L’idée n’est pas neuve, notamment dans le bâtiment. Beaucoup d’immeubles du centre-ville genevois ont été construits avec les pierres des fortifications. Et il existe d’innombrables chalets neufs réalisés avec des poutres récupérées sur de plus anciens pour la beauté de leur patine. Mais de là à ré­utiliser des matériaux en rénovation, il y a un monde. Si, aujourd’hui, l’idée séduit de plus en plus largement, l’offre continue d’excéder la demande. «Je suis positif, mais pas naïf. Les mentalités vont devoir évoluer et les choses n’avancent pas assez vite», relève ce libéral dans l’âme. Convaincu que la formation est l’une des clés du changement, il pense aussi qu’une autre passe par le porte-monnaie: «Le neuf est trop bon marché. Les matériaux recyclés reviennent toujours plus cher, comme les réparations d’ailleurs. Cela pourrait bien changer grâce aux réglementations. Il faudrait trouver une manière de rendre le réemploi sexy, car le recyclage est un oreiller de paresse. ­Jeter sa bouteille en PET dans un ­conteneur ne suffit plus, adoptons la gourde», conclut-il.

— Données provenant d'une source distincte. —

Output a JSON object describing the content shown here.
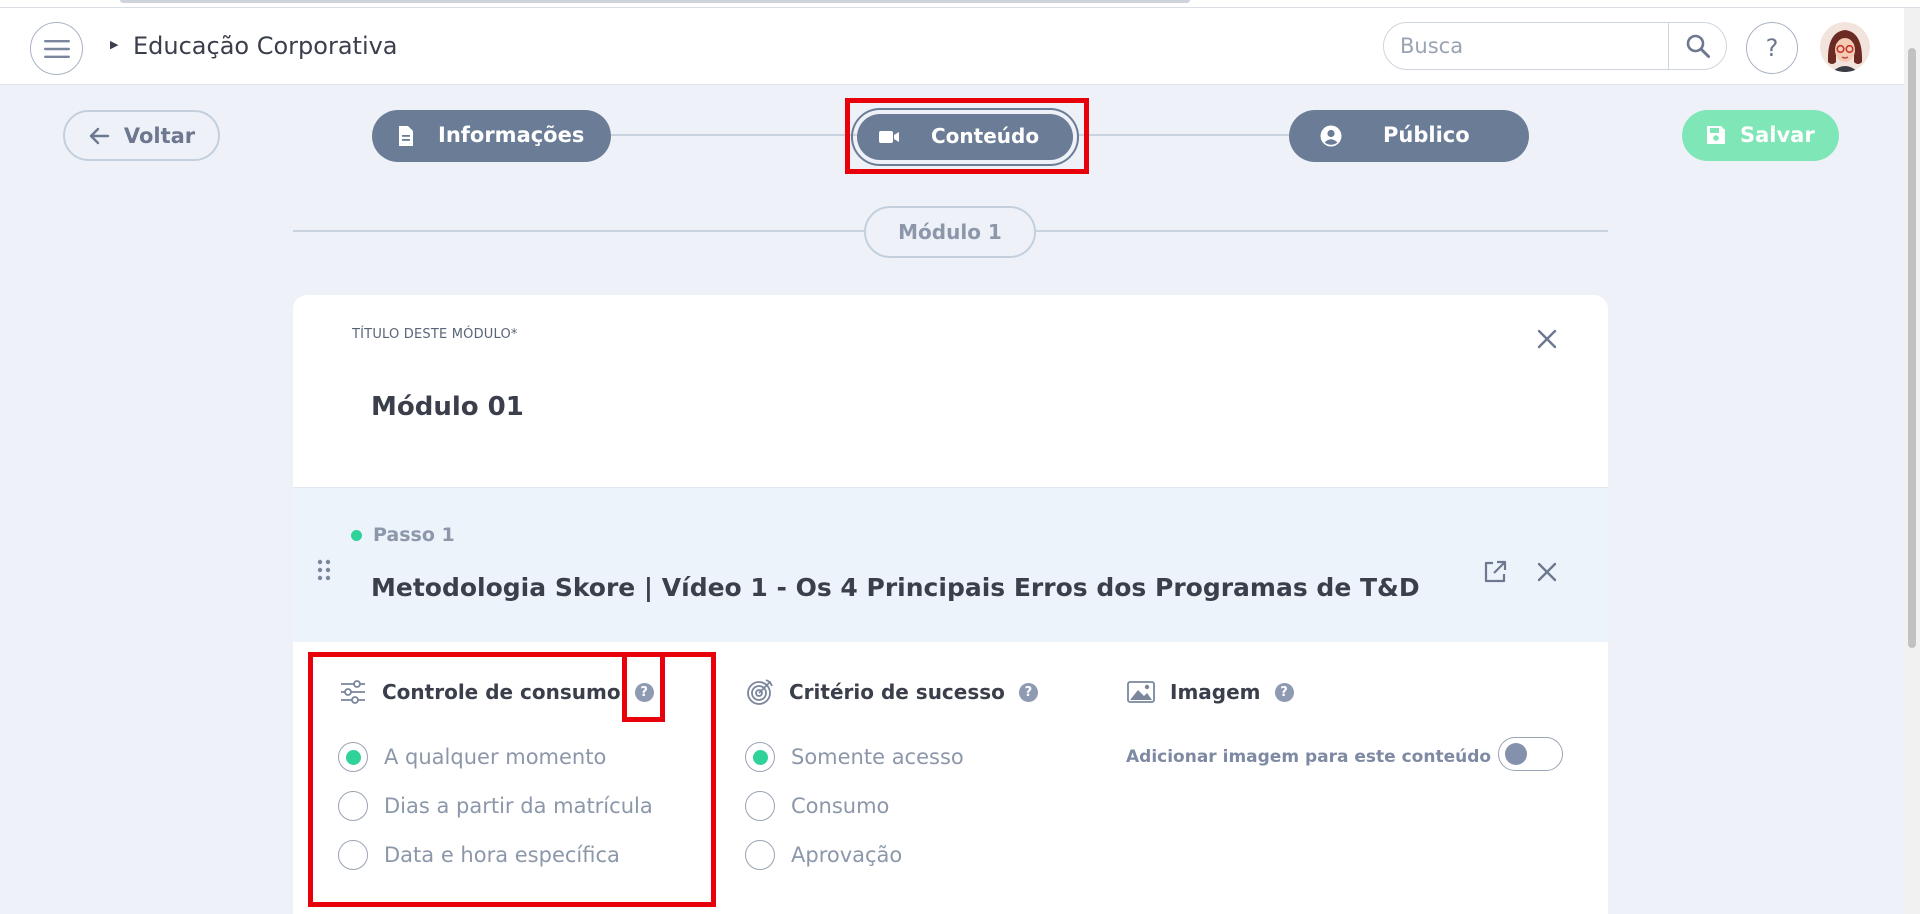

La durabilité partagée avec la BAS 


Bien entendu, Serbeco applique chez elle les conseils qu’elle prodigue à l’extérieur. Elle souhaitait ainsi acquérir deux machines et deux camions électriques pour remplacer du matériel fonctionnant au diesel. C’est principalement pour réaliser cette opération qu’elle a sollicité un crédit auprès de la BAS. Serbeco a obtenu la certification B Corp, l’une des plus exigeantes. Délivré par un organisme anglo-saxon indépendant, le label s’intéresse à une foule d’aspects, de l’impact environnemental à la gouvernance en passant par la transparence, les fournisseurs ou encore les produits d’une entreprise. «La recevoir signifie que l’on utilise le monde des affaires pour agir positivement sur l’environnement et la société. Avec la BAS, nous partageons une philosophie, une sensibilité. Cela crée des liens, aide à s’entendre mieux et plus rapidement.» Et d’ajouter que ce n’était pas le seul critère: «Notre choix repose sur les valeurs, la qualité de la relation humaine, le service, la réactivité, mais aussi la compétitivité. Et même dans ce domaine, la BAS – qui était en concurrence avec d’autres établissements – a su s’aligner», se félicite-t-il.